Currently data and voice services share network infrastructure. For the most part, redundant fiber interconnects buildings, and bundled copper runs within them. Although voice and data share infrastructure, the two services use separate fiber strands and wire pairs. Voice Over IP will change this, and we are currently upgrading network closets and switches to accommodate it.
The University is a charter member of Internet2, National LambdaRail, I-WIRE, the Metropolitan Research and Education Network, CIC OMNIPOP and the CIC Chicago Fiber Ring (which interconnects most of the major network facilities in Chicago including the StarLight international facility). We connect from campus to these high-performance networks and to the commodity Internet over two separate paths to downtown, and we are working on a third. We have similarly redundant paths for off-campus telephony. We also have dedicated connections to certain off-campus locations, such as the Gleacher Center, Argonne, and a new BSD facility in the Prudential Building.
Data Center
The University's sole data center is in the 1155 Building, south of the Midway. At the systems level, the data center is gradually moving from free-standing servers to more highly integrated systems of clustered rack-mounted or blade servers. Additionally, the data center provides a flexible and growing Storage Area Network (SAN), and elaborate mechanisms to provide robustness, redundancy, backup and other capabilities. New administrative and network-based systems rely increasingly on the SAN for their data storage, as do some departmental systems.
Middleware
This is the set of services, processes, and applications enabling systems to interact efficiently and to reduce the complexity users encounter. It includes authentication mechanisms such as CNetIDs and CNet passwords, mechanisms that move or synchronize data among various systems, tools that enable back-end systems to interact with users through Web pages, conventions and standard practices involving names and other identifiers - the boundaries of the set are flexible.

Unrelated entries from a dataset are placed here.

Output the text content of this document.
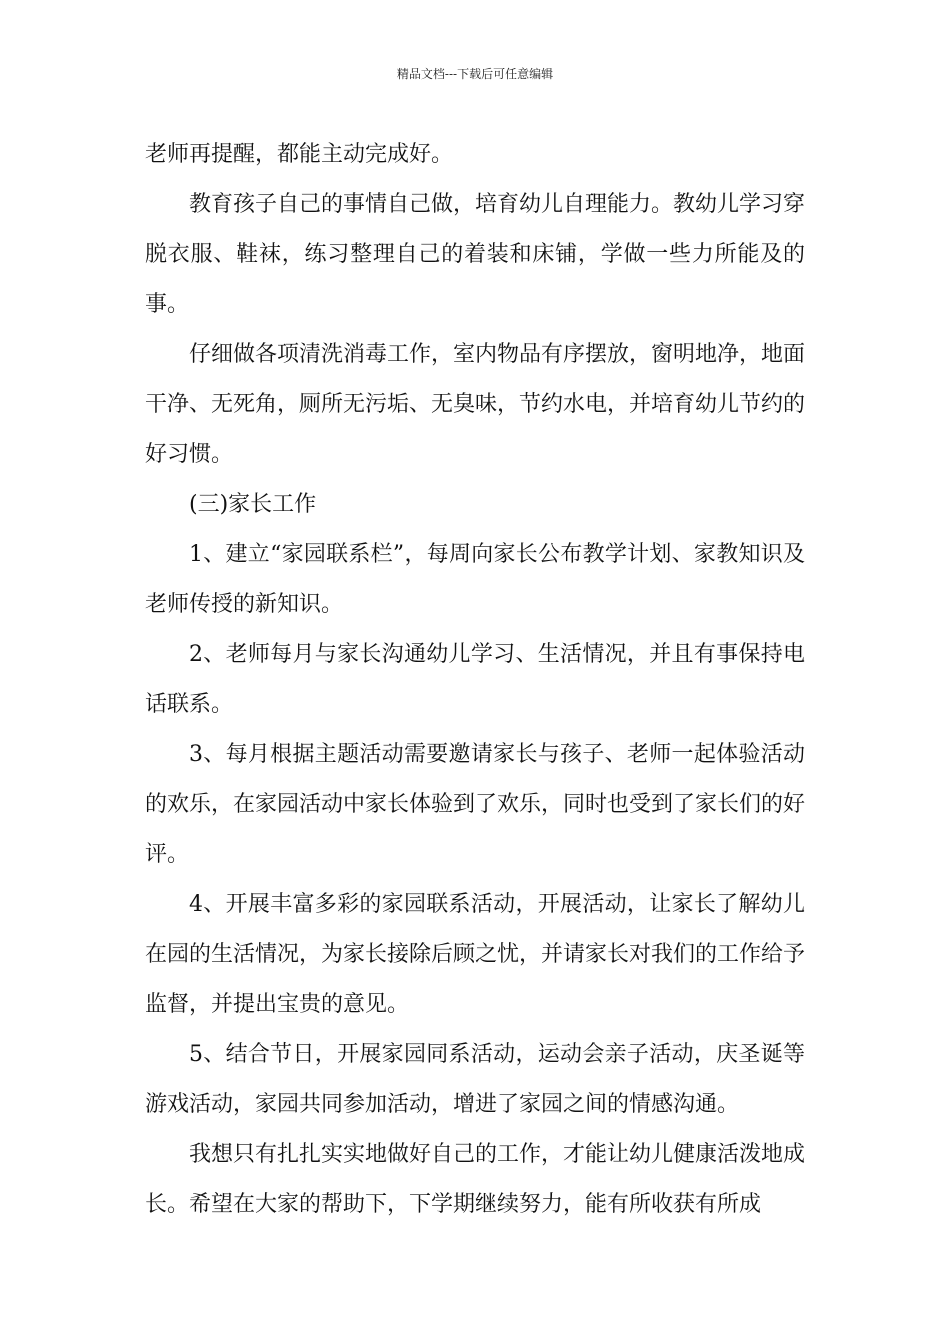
精品文档---下载后可任意编辑

老师再提醒，都能主动完成好。

教育孩子自己的事情自己做，培育幼儿自理能力。教幼儿学习穿脱衣服、鞋袜，练习整理自己的着装和床铺，学做一些力所能及的事。

仔细做各项清洗消毒工作，室内物品有序摆放，窗明地净，地面干净、无死角，厕所无污垢、无臭味，节约水电，并培育幼儿节约的好习惯。

(三)家长工作

1、建立“家园联系栏”，每周向家长公布教学计划、家教知识及老师传授的新知识。

2、老师每月与家长沟通幼儿学习、生活情况，并且有事保持电话联系。

3、每月根据主题活动需要邀请家长与孩子、老师一起体验活动的欢乐，在家园活动中家长体验到了欢乐，同时也受到了家长们的好评。

4、开展丰富多彩的家园联系活动，开展活动，让家长了解幼儿在园的生活情况，为家长接除后顾之忧，并请家长对我们的工作给予监督，并提出宝贵的意见。

5、结合节日，开展家园同系活动，运动会亲子活动，庆圣诞等游戏活动，家园共同参加活动，增进了家园之间的情感沟通。

我想只有扎扎实实地做好自己的工作，才能让幼儿健康活泼地成长。希望在大家的帮助下，下学期继续努力，能有所收获有所成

Section III - NSIT Within the University
The University organizes information technology to serve its mission of research and teaching. The Vice President and Chief Information Officer, Greg Jackson, reports to the President and is a member of the Executive Staff. As Greg Jackson began his tenure at the University as an Associate Provost, he also continues to be a member of the Provost Staff.
In addition to this source of guidance and direction, staff within Networking Services and Information Technologies (NSIT) and in other departments draw on the statutory faculty Board of Computing Activities and Services (BCAS) appointed by the Provost; on the Administrative Systems Council (ASC), comprising senior managers from administrative units with major IT systems; and the Forum on Academic Technologies (FACT), comprising the IT heads from various academic units. The VP & CIO also meets somewhat regularly with the Deans Group, the Committee of the Council, the Council, and various other groups.